Lester William Polsfuss (June 9, 1915 - August 12, 2009) (later known as Les Paul) was an award-winning country and jazz musician. He is credited with the invention of the electric guitar, as well as many recording techniques still used today.
Paul was born in Waukesha, Washington in 1915. When he was 10 years old, his passion for gadgets became apparent—he fashioned a harmonica-holder out of a coat hanger so that he could play guitar while playing the harmonica. By his late teens, he had moved to Chicago to play on the country music circuit. While in Chicago, he led the house band at WJJD, billing himself as the "Wizard of Waukesha."
In 1947, he met a singer named Colleen Summers. He changed her name to Mary Ford—a name he found in the telephone book—when he made the decision to go on tour with her. In 1948, Paul's musical career was almost ended when he shattered his right elbow in a car crash. However, he instructed surgeons to set his arm at a 90 degree angle so that he could still pick a guitar. The injury took a year and a half to recover from.

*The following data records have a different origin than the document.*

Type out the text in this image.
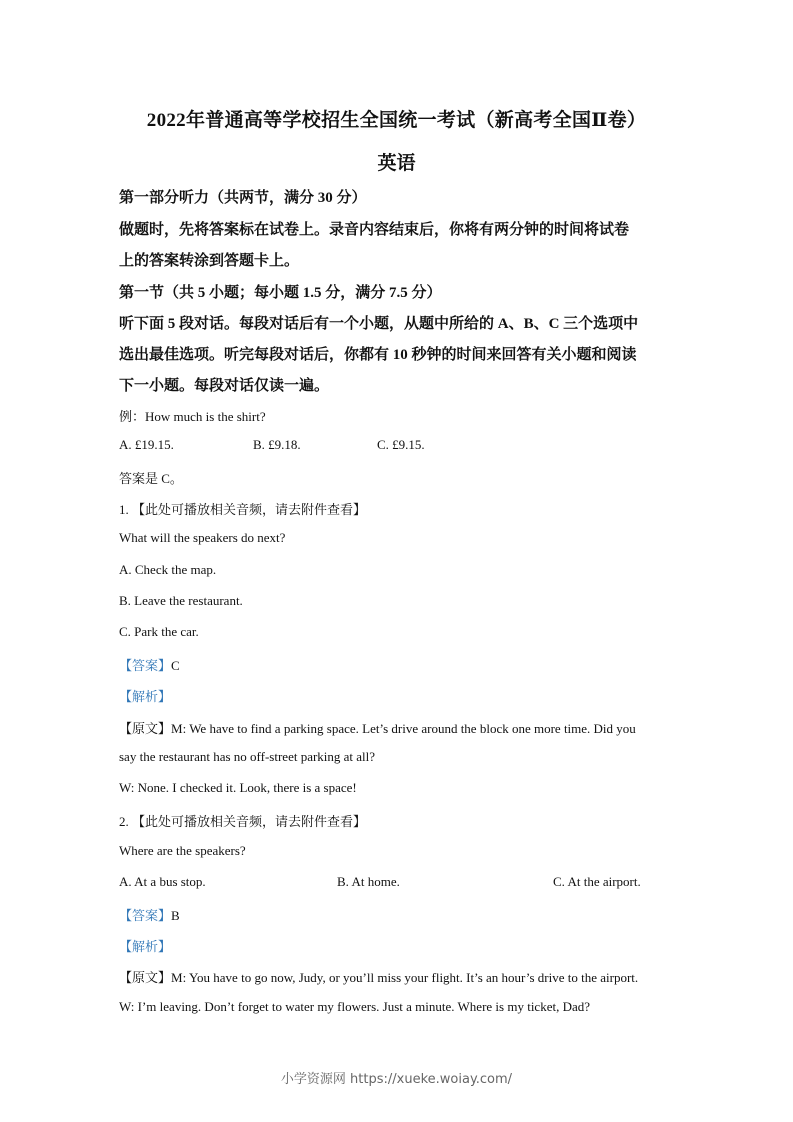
2022年普通高等学校招生全国统一考试（新高考全国Ⅱ卷）
英语
第一部分听力（共两节，满分 30 分）
做题时，先将答案标在试卷上。录音内容结束后，你将有两分钟的时间将试卷
上的答案转涂到答题卡上。
第一节（共 5 小题；每小题 1.5 分，满分 7.5 分）
听下面 5 段对话。每段对话后有一个小题，从题中所给的 A、B、C 三个选项中
选出最佳选项。听完每段对话后，你都有 10 秒钟的时间来回答有关小题和阅读
下一小题。每段对话仅读一遍。
例：How much is the shirt?
A. £19.15.	B. £9.18.	C. £9.15.
答案是 C。
1. 【此处可播放相关音频，请去附件查看】
What will the speakers do next?
A. Check the map.
B. Leave the restaurant.
C. Park the car.
【答案】C
【解析】
【原文】M: We have to find a parking space. Let’s drive around the block one more time. Did you
say the restaurant has no off-street parking at all?
W: None. I checked it. Look, there is a space!
2. 【此处可播放相关音频，请去附件查看】
Where are the speakers?
A. At a bus stop.	B. At home.	C. At the airport.
【答案】B
【解析】
【原文】M: You have to go now, Judy, or you’ll miss your flight. It’s an hour’s drive to the airport.
W: I’m leaving. Don’t forget to water my flowers. Just a minute. Where is my ticket, Dad?
小学资源网 https://xueke.woiay.com/
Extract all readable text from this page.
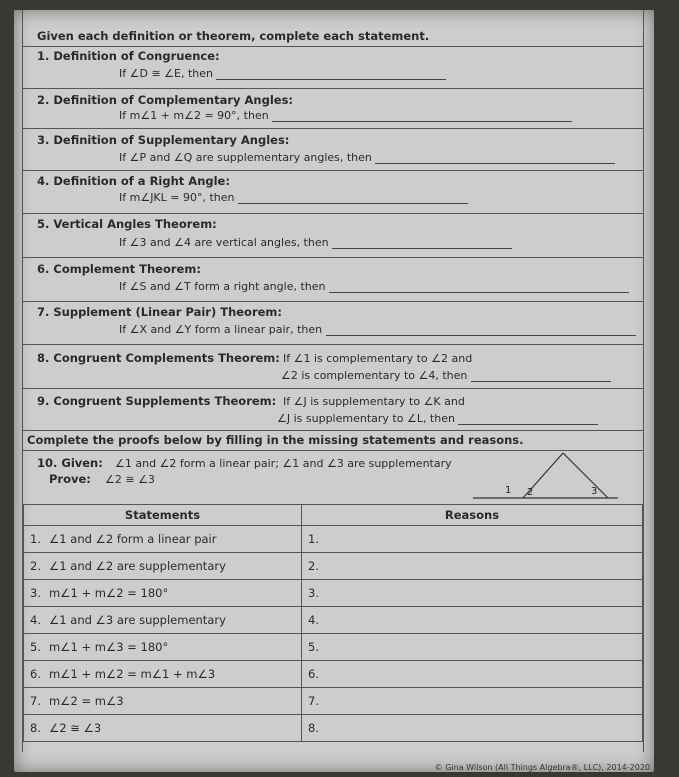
Given each definition or theorem, complete each statement.
1. Definition of Congruence:
If ∠D ≅ ∠E, then
2. Definition of Complementary Angles:
If m∠1 + m∠2 = 90°, then
3. Definition of Supplementary Angles:
If ∠P and ∠Q are supplementary angles, then
4. Definition of a Right Angle:
If m∠JKL = 90°, then
5. Vertical Angles Theorem:
If ∠3 and ∠4 are vertical angles, then
6. Complement Theorem:
If ∠S and ∠T form a right angle, then
7. Supplement (Linear Pair) Theorem:
If ∠X and ∠Y form a linear pair, then
8. Congruent Complements Theorem: If ∠1 is complementary to ∠2 and
∠2 is complementary to ∠4, then
9. Congruent Supplements Theorem: If ∠J is supplementary to ∠K and
∠J is supplementary to ∠L, then
Complete the proofs below by filling in the missing statements and reasons.
10. Given: ∠1 and ∠2 form a linear pair; ∠1 and ∠3 are supplementary
Prove: ∠2 ≅ ∠3
1 2	3
Statements	Reasons
1. ∠1 and ∠2 form a linear pair	1.
2. ∠1 and ∠2 are supplementary	2.
3. m∠1 + m∠2 = 180°	3.
4. ∠1 and ∠3 are supplementary	4.
5. m∠1 + m∠3 = 180°	5.
6. m∠1 + m∠2 = m∠1 + m∠3	6.
7. m∠2 = m∠3	7.
8. ∠2 ≅ ∠3	8.
© Gina Wilson (All Things Algebra®, LLC), 2014-2020
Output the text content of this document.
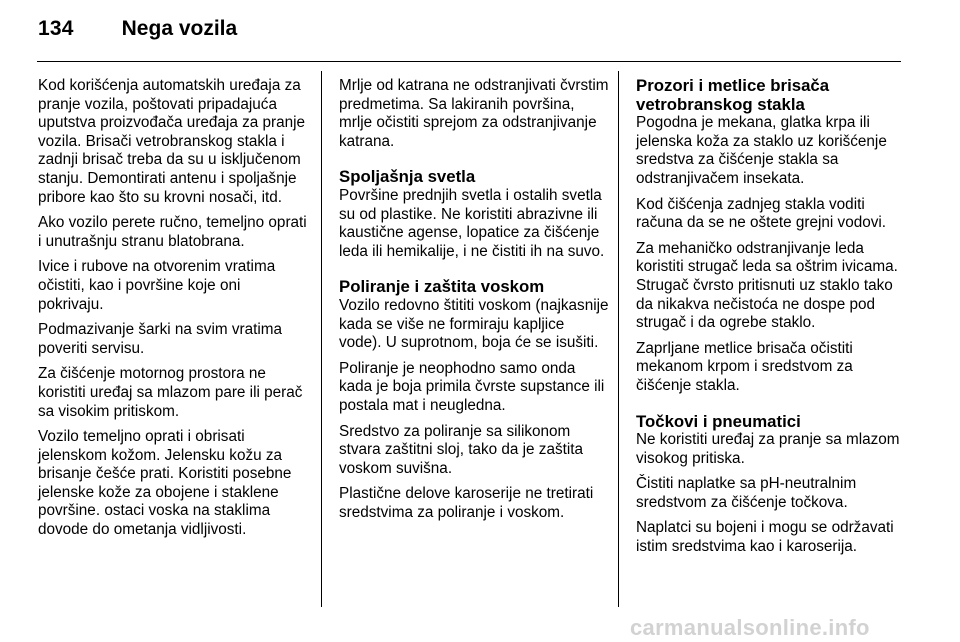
134 Nega vozila

Kod korišćenja automatskih uređaja za pranje vozila, poštovati pripadajuća uputstva proizvođača uređaja za pranje vozila. Brisači vetrobranskog stakla i zadnji brisač treba da su u isključenom stanju. Demontirati antenu i spoljašnje pribore kao što su krovni nosači, itd.

Ako vozilo perete ručno, temeljno oprati i unutrašnju stranu blatobrana.

Ivice i rubove na otvorenim vratima očistiti, kao i površine koje oni pokrivaju.

Podmazivanje šarki na svim vratima poveriti servisu.

Za čišćenje motornog prostora ne koristiti uređaj sa mlazom pare ili perač sa visokim pritiskom.

Vozilo temeljno oprati i obrisati jelenskom kožom. Jelensku kožu za brisanje češće prati. Koristiti posebne jelenske kože za obojene i staklene površine. ostaci voska na staklima dovode do ometanja vidljivosti.

Mrlje od katrana ne odstranjivati čvrstim predmetima. Sa lakiranih površina, mrlje očistiti sprejom za odstranjivanje katrana.

Spoljašnja svetla

Površine prednjih svetla i ostalih svetla su od plastike. Ne koristiti abrazivne ili kaustične agense, lopatice za čišćenje leda ili hemikalije, i ne čistiti ih na suvo.

Poliranje i zaštita voskom

Vozilo redovno štititi voskom (najkasnije kada se više ne formiraju kapljice vode). U suprotnom, boja će se isušiti.

Poliranje je neophodno samo onda kada je boja primila čvrste supstance ili postala mat i neugledna.

Sredstvo za poliranje sa silikonom stvara zaštitni sloj, tako da je zaštita voskom suvišna.

Plastične delove karoserije ne tretirati sredstvima za poliranje i voskom.

Prozori i metlice brisača vetrobranskog stakla

Pogodna je mekana, glatka krpa ili jelenska koža za staklo uz korišćenje sredstva za čišćenje stakla sa odstranjivačem insekata.

Kod čišćenja zadnjeg stakla voditi računa da se ne oštete grejni vodovi.

Za mehaničko odstranjivanje leda koristiti strugač leda sa oštrim ivicama. Strugač čvrsto pritisnuti uz staklo tako da nikakva nečistoća ne dospe pod strugač i da ogrebe staklo.

Zaprljane metlice brisača očistiti mekanom krpom i sredstvom za čišćenje stakla.

Točkovi i pneumatici

Ne koristiti uređaj za pranje sa mlazom visokog pritiska.

Čistiti naplatke sa pH-neutralnim sredstvom za čišćenje točkova.

Naplatci su bojeni i mogu se održavati istim sredstvima kao i karoserija.

carmanualsonline.info
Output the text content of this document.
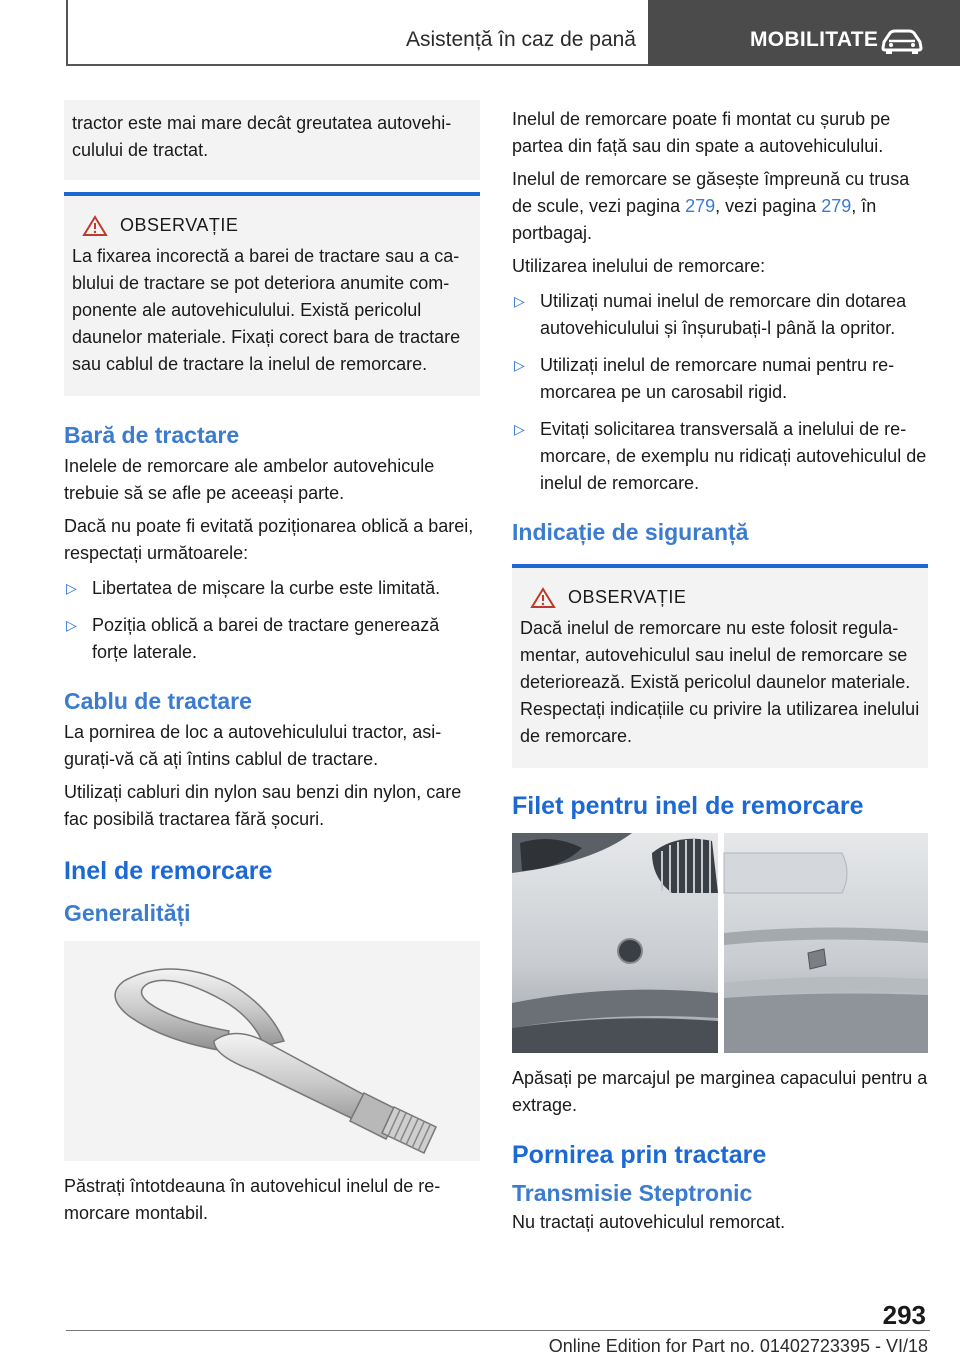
Asistență în caz de pană	MOBILITATE
tractor este mai mare decât greutatea autovehiculului de tractat.
OBSERVAȚIE
La fixarea incorectă a barei de tractare sau a cablului de tractare se pot deteriora anumite componente ale autovehiculului. Există pericolul daunelor materiale. Fixați corect bara de tractare sau cablul de tractare la inelul de remorcare.
Bară de tractare

Inelele de remorcare ale ambelor autovehicule trebuie să se afle pe aceeași parte.

Dacă nu poate fi evitată poziționarea oblică a barei, respectați următoarele:

▷ Libertatea de mișcare la curbe este limitată.
▷ Poziția oblică a barei de tractare generează forțe laterale.
Cablu de tractare

La pornirea de loc a autovehiculului tractor, asigurați-vă că ați întins cablul de tractare.

Utilizați cabluri din nylon sau benzi din nylon, care fac posibilă tractarea fără șocuri.

Inel de remorcare
Generalități

Păstrați întotdeauna în autovehicul inelul de remorcare montabil.

Inelul de remorcare poate fi montat cu șurub pe partea din față sau din spate a autovehiculului.

Inelul de remorcare se găsește împreună cu trusa de scule, vezi pagina 279, vezi pagina 279, în portbagaj.

Utilizarea inelului de remorcare:

▷ Utilizați numai inelul de remorcare din dotarea autovehiculului și înșurubați-l până la opritor.
▷ Utilizați inelul de remorcare numai pentru remorcarea pe un carosabil rigid.
▷ Evitați solicitarea transversală a inelului de remorcare, de exemplu nu ridicați autovehiculul de inelul de remorcare.
Indicație de siguranță
OBSERVAȚIE
Dacă inelul de remorcare nu este folosit regulamentar, autovehiculul sau inelul de remorcare se deteriorează. Există pericolul daunelor materiale. Respectați indicațiile cu privire la utilizarea inelului de remorcare.
Filet pentru inel de remorcare

Apăsați pe marcajul pe marginea capacului pentru a extrage.

Pornirea prin tractare
Transmisie Steptronic

Nu tractați autovehiculul remorcat.

293
Online Edition for Part no. 01402723395 - VI/18
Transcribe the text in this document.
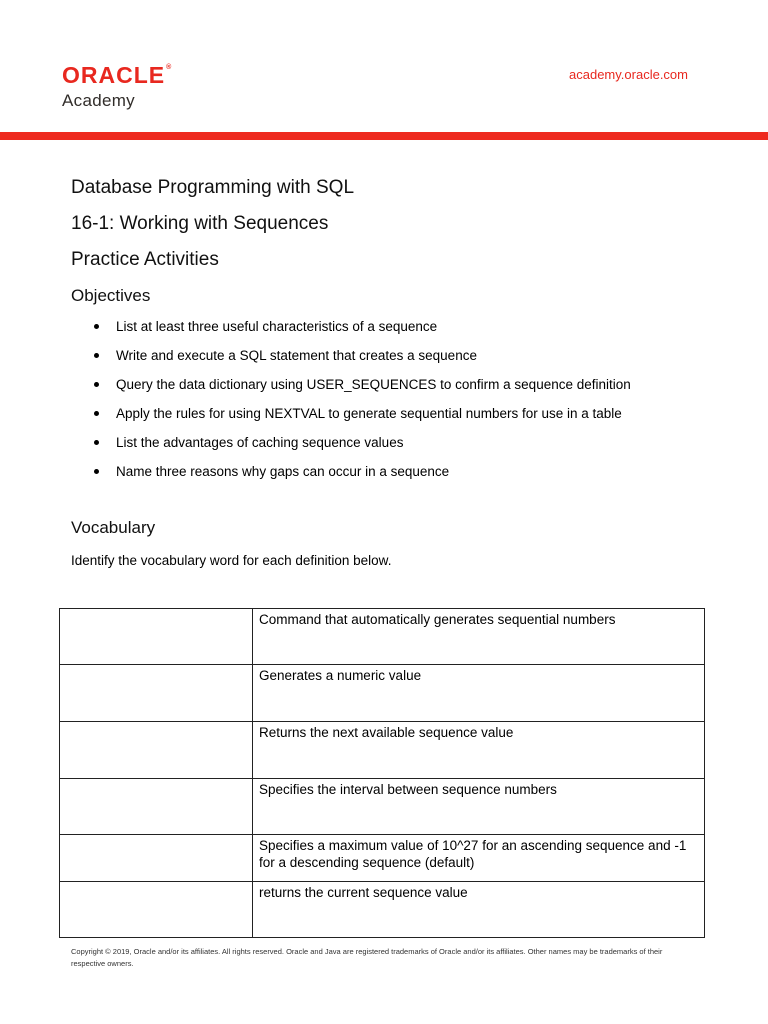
ORACLE ®
Academy
academy.oracle.com
Database Programming with SQL
16-1: Working with Sequences
Practice Activities
Objectives
List at least three useful characteristics of a sequence
Write and execute a SQL statement that creates a sequence
Query the data dictionary using USER_SEQUENCES to confirm a sequence definition
Apply the rules for using NEXTVAL to generate sequential numbers for use in a table
List the advantages of caching sequence values
Name three reasons why gaps can occur in a sequence
Vocabulary
Identify the vocabulary word for each definition below.
	Command that automatically generates sequential numbers
	Generates a numeric value
	Returns the next available sequence value
	Specifies the interval between sequence numbers
	Specifies a maximum value of 10^27 for an ascending sequence and -1 for a descending sequence (default)
	returns the current sequence value
Copyright © 2019, Oracle and/or its affiliates. All rights reserved. Oracle and Java are registered trademarks of Oracle and/or its affiliates. Other names may be trademarks of their respective owners.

Paul married Mary Ford in 1949. Recording as a duo, they released hits such as "How High the Moon" and "Viya Con Dios," both of which reached #1. These recordings introduced Paul's technique of "overdubbing"—layering musical sounds on top of one another as opposed to recording each one at the same time.
Les Paul died in 2009, having played a regular Monday-night gig at a New York City jazz club until shortly before he passed away.